MONTREAL'S RED LIGHT DISTRICT: East 12, West 11 (SO)
River hockey was in full display last night as the Eastern Conference All-Stars defeated the Western Conference All-Stars 12-11 in a shootout in Montreal's Bell Centre.
This was a game pretty much the same as all other all-star games, with defense at a minimum and iffense on display. If you want to see actual hockey getting played, forget it.

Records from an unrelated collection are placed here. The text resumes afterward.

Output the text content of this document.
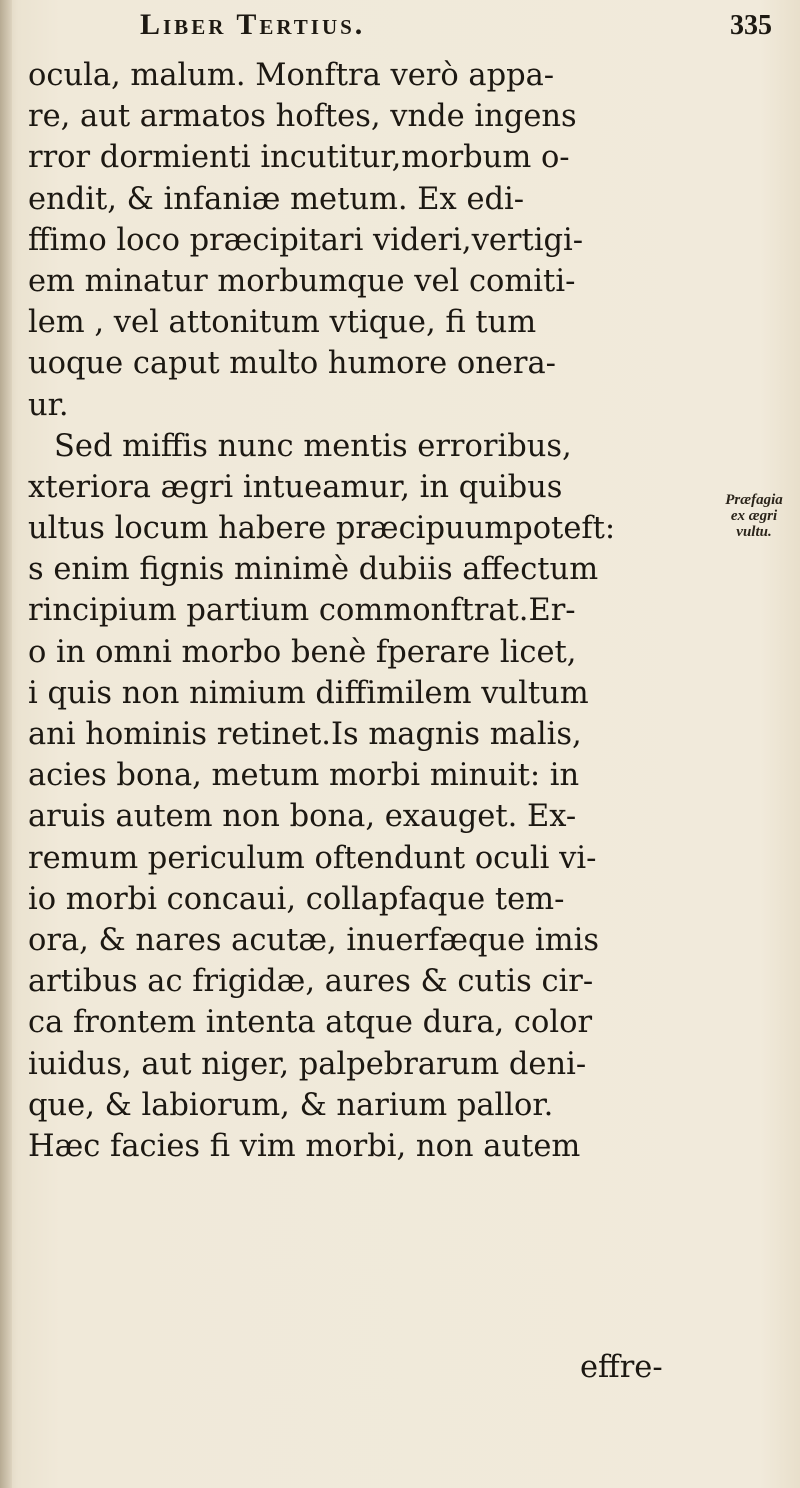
Liber Tertius.	335
ocula, malum. Monftra verò appa-
re, aut armatos hoftes, vnde ingens
rror dormienti incutitur,morbum o-
endit, & infaniæ metum. Ex edi-
ffimo loco præcipitari videri,vertigi-
em minatur morbumque vel comiti-
lem , vel attonitum vtique, fi tum
uoque caput multo humore onera-
ur.
Sed miffis nunc mentis erroribus,
xteriora ægri intueamur, in quibus
ultus locum habere præcipuumpoteft:
s enim fignis minimè dubiis affectum
rincipium partium commonftrat.Er-
o in omni morbo benè fperare licet,
i quis non nimium diffimilem vultum
ani hominis retinet.Is magnis malis,
acies bona, metum morbi minuit: in
aruis autem non bona, exauget. Ex-
remum periculum oftendunt oculi vi-
io morbi concaui, collapfaque tem-
ora, & nares acutæ, inuerfæque imis
artibus ac frigidæ, aures & cutis cir-
ca frontem intenta atque dura, color
iuidus, aut niger, palpebrarum deni-
que, & labiorum, & narium pallor.
Hæc facies fi vim morbi, non autem
Præfagia
ex ægri
vultu.
effre-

The weekend, from a Blackhawks perspective, actually wasn't too bad. The only Hawk who dressed and didn't score a goal was the one with the heftiest paycheck. Dave Bolland scored in the Young Stars game on Saturday night, and both Jonathan Toews and Patrick Kane scored goals in the third period that gave the West the lead, which they soon relinquished each time. Only Brian Campbell skated and came away without a souvenir puck.
Toews' goal was your basic Toews goal. Just snapped the shot over Tim Thomas' head, roofing it. Kane's goal was encouraging, since a) he remembered what it felt like to hit twine, and b) it was a nice breakway, and it looks like he's got his giddyup back. Which is what the Hawks need in the coming weeks, with their nut-cruncher of a schedule.
A word about the goalies. Anytime there's 23 goals scored in a game, it's easy to think the goalies were mailing it in. However, there were 102 shots total, with some pretty goddamn sweet saves by guys who were being left naked back there.
In fact, with about 3 minutes left in regulation, both teams suddenly realized they were going to have to stick around longer if the game ended in a tie, and suddenly backchecking and board battles appeared. In the overtime period, the first penalty in 7 years of all star play (a hook? In OT? Really?) was called.
Game MVP Alexei Kovalev scored two goals in game play, and added one in the shootout. This totals more shots than he took in his entire New York Rangers career. Alex Ovechkin won it with his shootout goal. While the NHL is busting their ass to make Sidney Crosby their cover boy, Ovechkin symbolizes everything great about the game. He's ugly as sin, which is not a detriment to a hockey player. What makes him great is not only his skill, but the obvious joy with which he plays the game. He was more entertaining this weekend than all the other all stars combined.
Finally, a good show put on by Montreal. As an old Hawk fan, it wasn't all that great to see guys who kept the Hawks from winning the Cup in '71 and '73, but to see greats like Henri Richard, Jean Beliveau, Yvan Cournoyer and Serge Savard was pretty awesome. Ah, screw those guys.
The season for the Hawks resumes in earnest Wednesday night with a West Coast swing, beginning in Anaheim to face the red-hot Ducks.